VESTE UM CASAQUINHO, MINHA FILHA.
Seu nome era Amaralina...Mas todos à conheciam por Noca. Creio que com o tempo, até ela mesma esqueceu seu próprio nome, pois o achava feio...Era uma mulher baixinha, gordinha, com um temperamento muito forte. Teimosa, corajosa e birrenta, porém sempre pronta para auxiliar quem precisasse. E era minha avó materna. Avó e mãe, pois muito contribuiu em minha educação. Viúva e analfabeta. Não conheci meu avô, mas jamais esquecerei o dia em que ela abriu um enorme baú cheio de livros e cadernos, e disse: - Minha filha tu puxou ao teu avô. Ele era professor e vivia enfiado nos livros. Se tiver alguma coisa que gostares aproveita. Meu Deus! Naquele baú havia um mundo encantado! Ali conheci Dom Quixote, Dom Casmurro, Iracema e tantos outros...Ali estavam os livros de chamada, com os nomes dos alunos de meu avô, inclusive de um menino chamado Alvino Martins, que futuramente seria seu genro, e meu pai...mas isso é outra história. E minha avó era analfabeta! Como é possível isso?
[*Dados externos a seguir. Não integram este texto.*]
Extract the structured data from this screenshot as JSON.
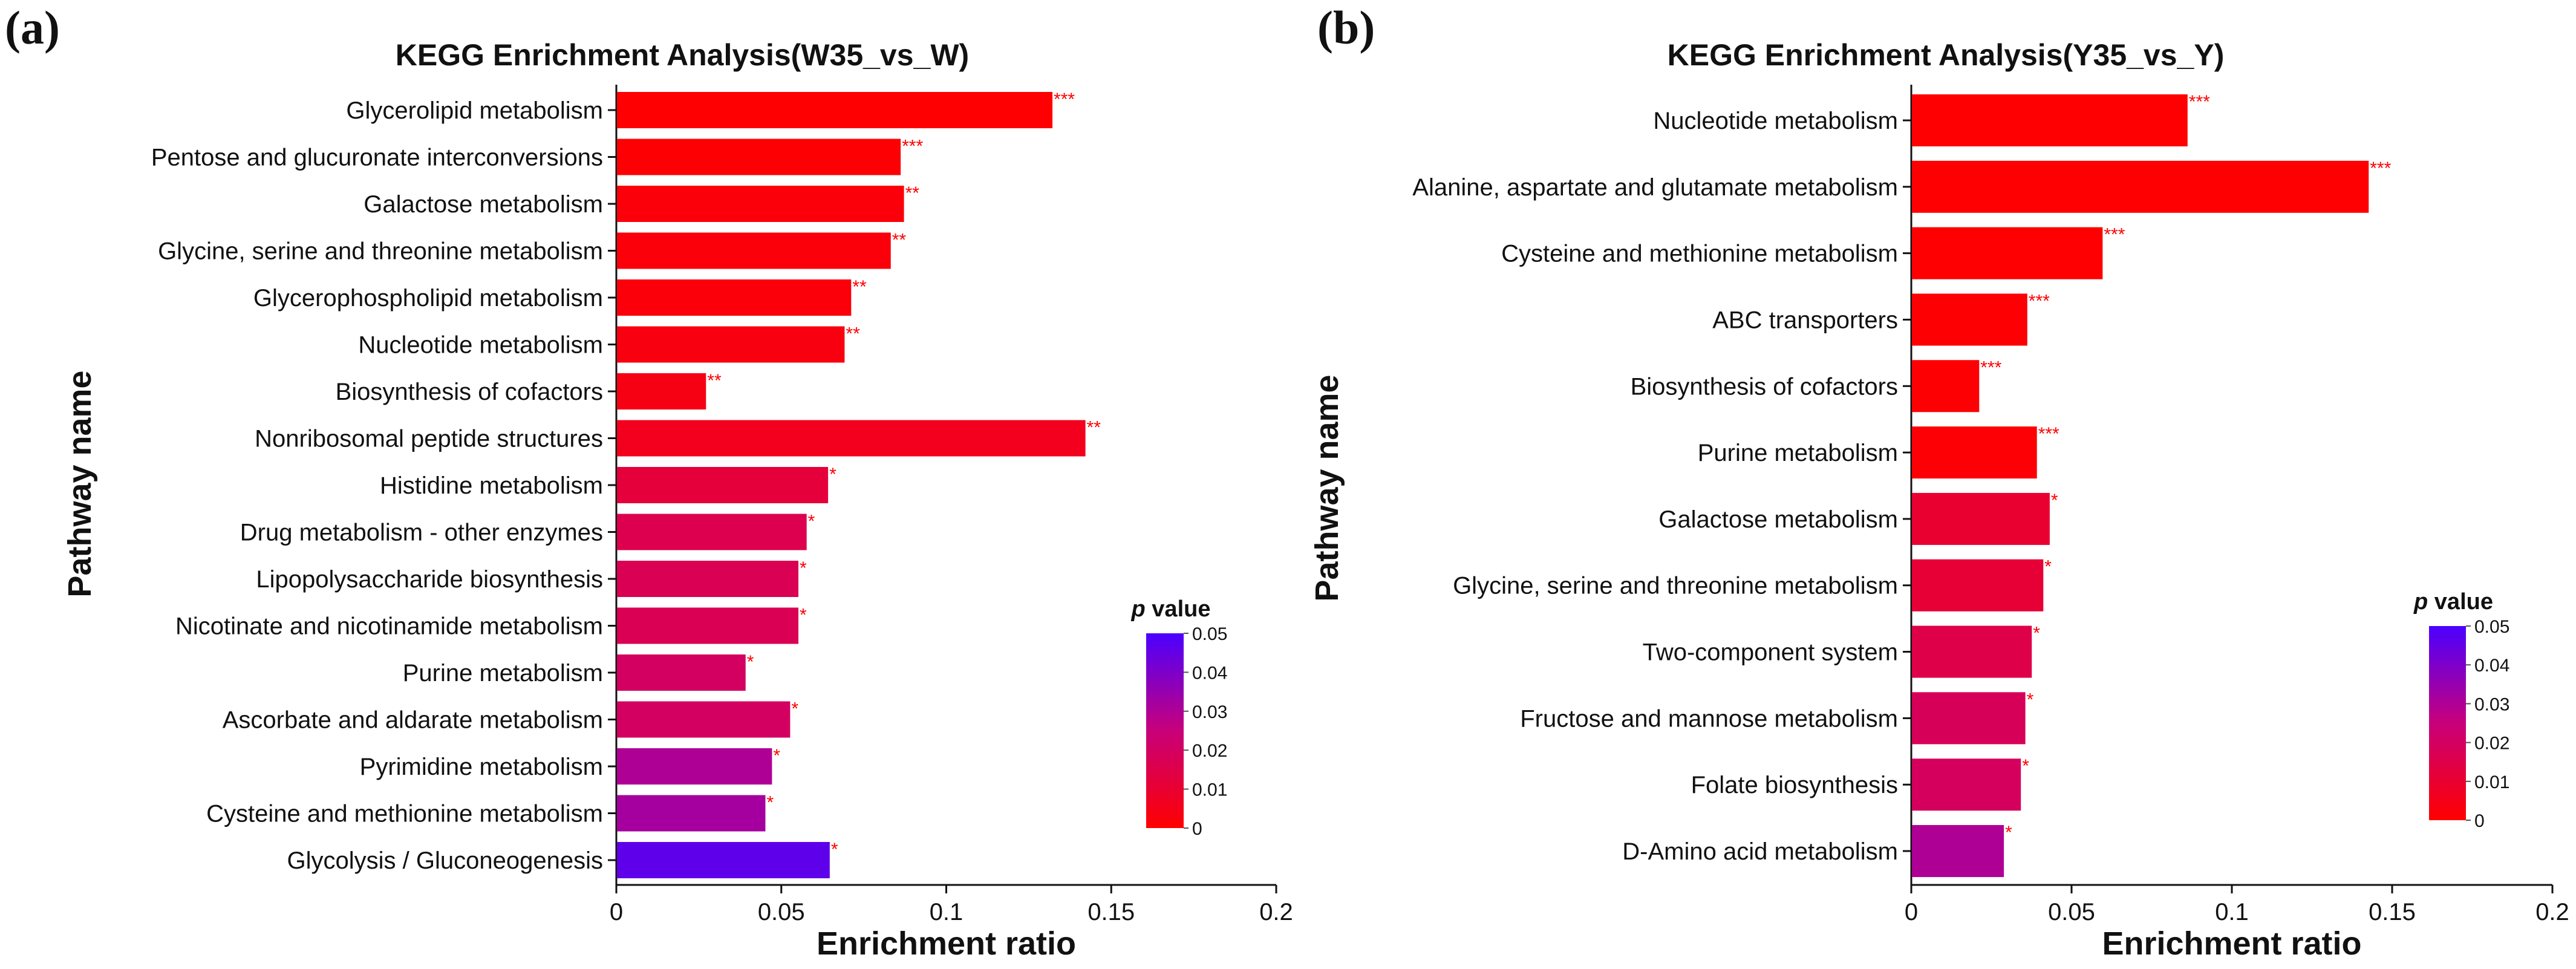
{
  "chart_data": [
    {
      "type": "bar",
      "orientation": "horizontal",
      "panel_label": "(a)",
      "title": "KEGG Enrichment Analysis(W35_vs_W)",
      "xlabel": "Enrichment ratio",
      "ylabel": "Pathway name",
      "xlim": [
        0,
        0.2
      ],
      "xticks": [
        "0",
        "0.05",
        "0.1",
        "0.15",
        "0.2"
      ],
      "categories": [
        "Glycerolipid metabolism",
        "Pentose and glucuronate interconversions",
        "Galactose metabolism",
        "Glycine, serine and threonine metabolism",
        "Glycerophospholipid metabolism",
        "Nucleotide metabolism",
        "Biosynthesis of cofactors",
        "Nonribosomal peptide structures",
        "Histidine metabolism",
        "Drug metabolism - other enzymes",
        "Lipopolysaccharide biosynthesis",
        "Nicotinate and nicotinamide metabolism",
        "Purine metabolism",
        "Ascorbate and aldarate metabolism",
        "Pyrimidine metabolism",
        "Cysteine and methionine metabolism",
        "Glycolysis / Gluconeogenesis"
      ],
      "values": [
        0.132,
        0.086,
        0.087,
        0.083,
        0.071,
        0.069,
        0.027,
        0.142,
        0.064,
        0.0575,
        0.055,
        0.055,
        0.039,
        0.0525,
        0.047,
        0.045,
        0.0645
      ],
      "p_values": [
        0.0005,
        0.0008,
        0.002,
        0.002,
        0.002,
        0.003,
        0.004,
        0.006,
        0.012,
        0.016,
        0.017,
        0.017,
        0.02,
        0.02,
        0.03,
        0.032,
        0.046
      ],
      "significance": [
        "***",
        "***",
        "**",
        "**",
        "**",
        "**",
        "**",
        "**",
        "*",
        "*",
        "*",
        "*",
        "*",
        "*",
        "*",
        "*",
        "*"
      ],
      "colorbar": {
        "title_italic": "p",
        "title": "value",
        "range": [
          0,
          0.05
        ],
        "ticks": [
          "0.05",
          "0.04",
          "0.03",
          "0.02",
          "0.01",
          "0"
        ],
        "low_color": "#ff0000",
        "high_color": "#4b00ff"
      }
    },
    {
      "type": "bar",
      "orientation": "horizontal",
      "panel_label": "(b)",
      "title": "KEGG Enrichment Analysis(Y35_vs_Y)",
      "xlabel": "Enrichment ratio",
      "ylabel": "Pathway name",
      "xlim": [
        0,
        0.2
      ],
      "xticks": [
        "0",
        "0.05",
        "0.1",
        "0.15",
        "0.2"
      ],
      "categories": [
        "Nucleotide metabolism",
        "Alanine, aspartate and glutamate metabolism",
        "Cysteine and methionine metabolism",
        "ABC transporters",
        "Biosynthesis of cofactors",
        "Purine metabolism",
        "Galactose metabolism",
        "Glycine, serine and threonine metabolism",
        "Two-component system",
        "Fructose and mannose metabolism",
        "Folate biosynthesis",
        "D-Amino acid metabolism"
      ],
      "values": [
        0.086,
        0.1425,
        0.0595,
        0.036,
        0.021,
        0.039,
        0.043,
        0.041,
        0.0374,
        0.0354,
        0.034,
        0.0287
      ],
      "p_values": [
        0.0005,
        0.0005,
        0.0005,
        0.0008,
        0.0008,
        0.001,
        0.01,
        0.011,
        0.015,
        0.018,
        0.019,
        0.03
      ],
      "significance": [
        "***",
        "***",
        "***",
        "***",
        "***",
        "***",
        "*",
        "*",
        "*",
        "*",
        "*",
        "*"
      ],
      "colorbar": {
        "title_italic": "p",
        "title": "value",
        "range": [
          0,
          0.05
        ],
        "ticks": [
          "0.05",
          "0.04",
          "0.03",
          "0.02",
          "0.01",
          "0"
        ],
        "low_color": "#ff0000",
        "high_color": "#4b00ff"
      }
    }
  ]
}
Era a pergunta que martelava em minha mente, até que decidi tentar alfabetizá-la! A resposta veio na hora! -Nem pensar minha filha! Teu avô morreu tentando fazer isso e nunca conseguiu porque eu não quis, por isso não vai ser agora que vou pegar no lápis pra fazer tuas vontades,e agora descansa um pouco essas vistas que estão vermelhas de tanto ler, e veste um casaquinho, pois tá esfriando. Assim era minha doce e selvagem Noca, a avó linda que me acalentou e cantou pra mim dormir. Físicamente não pareço com ela, mas, sempre que falo certas frases e alguém diz que incorporei a Noca, sorrio feliz e orgulhosa. Lembro da célebre "veste um casaquinho", cada vez que eu me preparava para sair, mesmo que estivesse um calor de rachar. Lembro também que ficava enfurecida com fofocas, e por isso quando alguém vinha lhe perguntar algo sobre a "a vida alheia" ela respondia: - Não cuido da vida dos outros pois já tenho muito trabalho pra cuidar da minha! E também "Seja Feliz" que ela repetia sempre, quando eu saía, mesmo que fosse para ir até a esquina.
Amaralina (nome lindo, de uma bela mulher) faleceu em 1998 com 90 anos de idade. Lembro que eu (sou sua neta mais velha) e meu primo (seu neto mais velho) ficamos abraçados em frente ao seu túmulo, na cidade de Pelotas, e na hora que cobriram o caixão, falamos ao mesmo tempo: Seja feliz! Nos olhamos, chorando e rindo ao mesmo tempo. Bem...quanto as frases...eu as uso sempre!
Estejas onde estiveres, Vó, Noca, Amaralina! Seja Feliz!